Prati und Frau Onslow sahen sich betroffen an, und die Freude, die sie sich davon versprochen hatten, den Neuvermählten die Einrichtung der Wohnung in allen Einzelheiten zu zeigen, war ihnen gründlich verdorben.

„Was mag vorgegangen sein?“ fragte Prati Frau Onslow.

Die gute Dame zuckte die Achseln; sie stand vor einem Räthsel: zwei junge Leute, die sich aus reiner Liebe geheirathet hatten und die einen kurzen Monat nach der Hochzeit so gemessen und ernst dreinschauten, wie Georg und Edith! – Es war unerklärlich. Sie beschloß, Edith in die Beichte zu nehmen, und that dies auch schon am nächsten Tage, als die junge Frau ihrer alten Freundin einen Besuch abstattete. Aber das diplomatische Verhör brachte keine vollkommene Aufklärung.
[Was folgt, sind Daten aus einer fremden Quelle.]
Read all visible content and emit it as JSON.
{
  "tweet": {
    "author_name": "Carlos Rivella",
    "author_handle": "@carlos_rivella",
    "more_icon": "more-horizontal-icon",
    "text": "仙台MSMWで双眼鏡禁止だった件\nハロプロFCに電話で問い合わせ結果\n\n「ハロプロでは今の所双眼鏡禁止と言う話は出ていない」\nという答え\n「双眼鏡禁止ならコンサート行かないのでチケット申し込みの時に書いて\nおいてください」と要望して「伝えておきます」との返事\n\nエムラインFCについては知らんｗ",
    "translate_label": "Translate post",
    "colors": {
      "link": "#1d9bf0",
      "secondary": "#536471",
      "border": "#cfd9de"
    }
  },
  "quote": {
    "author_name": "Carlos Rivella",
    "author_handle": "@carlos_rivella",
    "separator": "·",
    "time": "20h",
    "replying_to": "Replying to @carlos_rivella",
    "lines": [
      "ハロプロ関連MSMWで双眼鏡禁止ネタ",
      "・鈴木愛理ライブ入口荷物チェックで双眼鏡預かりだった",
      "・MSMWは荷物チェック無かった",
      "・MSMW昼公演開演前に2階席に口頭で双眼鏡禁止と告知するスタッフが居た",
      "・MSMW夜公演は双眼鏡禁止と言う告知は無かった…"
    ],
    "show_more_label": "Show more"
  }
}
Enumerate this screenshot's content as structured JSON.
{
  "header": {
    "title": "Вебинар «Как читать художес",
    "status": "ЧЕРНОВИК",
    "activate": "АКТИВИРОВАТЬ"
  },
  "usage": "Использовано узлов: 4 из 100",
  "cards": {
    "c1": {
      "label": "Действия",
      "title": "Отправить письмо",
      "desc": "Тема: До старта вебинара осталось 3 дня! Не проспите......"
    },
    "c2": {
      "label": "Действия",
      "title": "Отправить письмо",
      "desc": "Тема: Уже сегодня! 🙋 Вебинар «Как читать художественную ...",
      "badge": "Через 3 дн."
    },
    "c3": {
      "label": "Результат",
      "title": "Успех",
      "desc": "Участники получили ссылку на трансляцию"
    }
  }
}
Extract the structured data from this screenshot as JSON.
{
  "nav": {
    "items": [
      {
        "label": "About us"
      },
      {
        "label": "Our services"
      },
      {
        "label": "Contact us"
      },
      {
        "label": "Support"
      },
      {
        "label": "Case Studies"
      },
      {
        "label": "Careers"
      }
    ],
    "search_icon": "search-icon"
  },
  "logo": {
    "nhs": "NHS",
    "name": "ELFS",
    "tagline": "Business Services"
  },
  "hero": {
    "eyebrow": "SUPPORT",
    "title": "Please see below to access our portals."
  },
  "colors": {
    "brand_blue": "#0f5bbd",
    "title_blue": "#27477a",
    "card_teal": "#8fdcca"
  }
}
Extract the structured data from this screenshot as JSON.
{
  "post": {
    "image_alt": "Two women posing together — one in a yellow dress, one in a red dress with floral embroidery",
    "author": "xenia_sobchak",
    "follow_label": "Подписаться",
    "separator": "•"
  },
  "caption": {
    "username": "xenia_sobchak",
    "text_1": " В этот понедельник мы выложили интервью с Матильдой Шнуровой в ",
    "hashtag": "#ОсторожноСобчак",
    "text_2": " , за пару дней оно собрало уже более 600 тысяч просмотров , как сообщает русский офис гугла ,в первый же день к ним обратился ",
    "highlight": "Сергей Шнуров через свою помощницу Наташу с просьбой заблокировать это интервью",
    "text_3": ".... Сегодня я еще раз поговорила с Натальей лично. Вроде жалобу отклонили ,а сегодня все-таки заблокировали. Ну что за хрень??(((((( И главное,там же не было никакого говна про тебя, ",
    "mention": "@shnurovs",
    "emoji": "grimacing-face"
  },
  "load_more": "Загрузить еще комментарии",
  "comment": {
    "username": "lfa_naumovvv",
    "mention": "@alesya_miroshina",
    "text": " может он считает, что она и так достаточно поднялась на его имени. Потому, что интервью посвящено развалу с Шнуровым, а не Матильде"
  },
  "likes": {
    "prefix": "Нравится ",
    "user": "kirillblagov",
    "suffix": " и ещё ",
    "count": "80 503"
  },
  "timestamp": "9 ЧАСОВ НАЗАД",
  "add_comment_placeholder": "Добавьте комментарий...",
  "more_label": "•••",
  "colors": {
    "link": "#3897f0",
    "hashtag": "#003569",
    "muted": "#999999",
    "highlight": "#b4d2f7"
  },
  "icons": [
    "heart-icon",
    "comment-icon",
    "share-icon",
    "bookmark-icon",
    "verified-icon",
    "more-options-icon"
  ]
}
„Nun, mein Kind, wie war es in Nagasaki?“

„Es ist das lieblichste Land der Erde. die schöne Bai, die freundliche, helle Stadt, die herrliche Umgegend, die artigen Leute! Ich hätte immer dort bleiben mögen.“

„Und wie hat es Georg gefallen?“

„Ausgezeichnet.“

„Ich finde, er sieht noch immer etwas niedergeschlagen aus.“

„Ach ja, leider …“

„Er war doch freundlich gegen Dich?“

„Freundlich? – Ein Engel ist er an Herzensgüte; der beste Mann der Welt!“

„Es freut mich und beruhigt mich, Dich so sprechen zu hören; denn offen gesagt, ich finde, daß auch Du nicht ganz wohl aussiehst.“

Darauf antwortete Edith nicht.

„Fehlt Dir etwas, mein Kind?“

Nein, mir fehlt gar nichts … nur … nur … es macht mich natürlich traurig, Georg noch immer so still und ernst zu sehen. Aber nicht wahr? Das muß sich doch mit der Zeit ändern, und er wird wieder der Alte werden?“

„Natürlich,“ beruhigte Frau Onslow. „… Also sicher, meine liebe Edith, Du verheimlichst mir nichts? Er ist gut gegen Dich? Du bist glücklich?“

„Er ist der beste Mann der Welt.“

Das war soweit ganz befriedigend – aber Frau Onslow hatte doch das Gefühl, daß ihr irgend etwas verschwiegen wurde. Sie tröstete sich damit, daß dies ihrem Scharfsinn nicht lange verborgen bleiben könnte.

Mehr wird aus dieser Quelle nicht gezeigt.